News & Insights | Textile Industry

Industry alerts government to energy cost crisis and requests assistance

Published: November 30, 2023
Author: TEXTILE VALUE CHAIN

An industry association stated that Pakistan’s textile industry, which is a major contributor to the nation’s exports and jobs, is in dire need of help after being driven to the verge by excessive electricity costs, unfulfilled promises, and economic threats.

The government should act quickly to reinstate the competitive electricity pricing of 9 cents per kilowatt-hour (KWh), which was promised to the industry but later withheld, preventing factory closures and employment losses, according to the All Pakistan Textile Mills Association (APTMA).

In a presentation to the National Electric Power Regulatory Authority (NEPRA), APTMA stated, “The textile industry is in a critical situation due to high power costs, as the government’s failure to keep the promised rate of 9 cents per KWh and increase it to the current 14 cents has led to deindustrialization and export decline.”

According to an APTMA representative, power tariffs have risen above a key point of 12.5 cents/KWh, rendering the industry uncompetitive and driving out businesses.

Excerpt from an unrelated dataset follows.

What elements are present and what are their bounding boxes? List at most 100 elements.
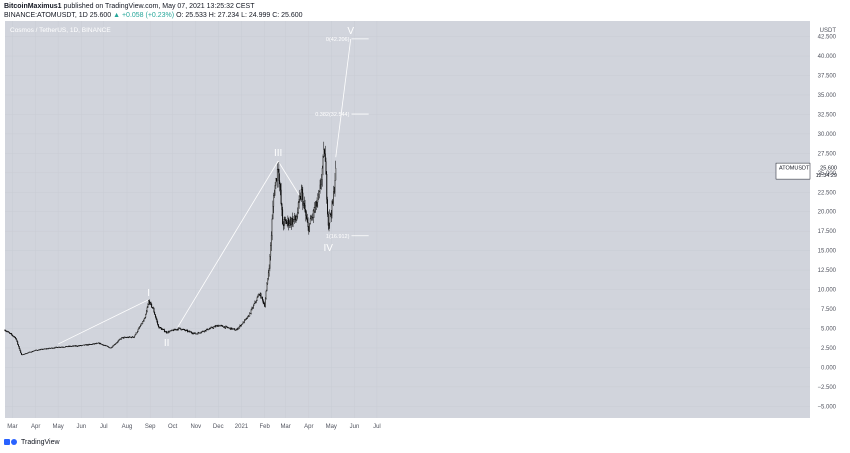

The industry cannot expand if rates above 9 cents/kWh, and the number of units in operation rapidly declines. Businesses become uncompetitive and close their doors if tariffs reach 1.5 times the Regionally Competitive Energy Tariff (RCET).

The current cost, which is roughly 14 cents per kWh, indicates a significant drop for textile companies and puts Pakistan’s economy at grave risk. Before the National Electric Power Regulatory Authority (NEPRA), the All Pakistan Textile Mills Association (APTMA) pleaded that immediate actions were required to avert a serious economic disaster.

In October 2023, the power consumption of textile and clothing companies on the LESCO network decreased by 49% year over year, while on the MEPCO network, the reduction was 36%. These statistics provide strong evidence of deindustrialization.

According to the Association’s representative, Pakistan’s textile industry was in dire straits after the removal of the 9-cent Regional Competitive Energy Tariff (RCET), which caused textile exports to fall by 15% from $19.3 billion in FY22 to $16.5 billion in FY23. The industry is at a critical point as a result of this, which comes after a noteworthy 54% increase in the two years prior, from $12.5 billion in FY20 to an astounding $19.3 billion in FY22.

The projected $5 billion increase in export capacity and the development of 0.3–0.5 million jobs do not appear to be materialising despite a $5 billion injection to improve the situation and generate employment.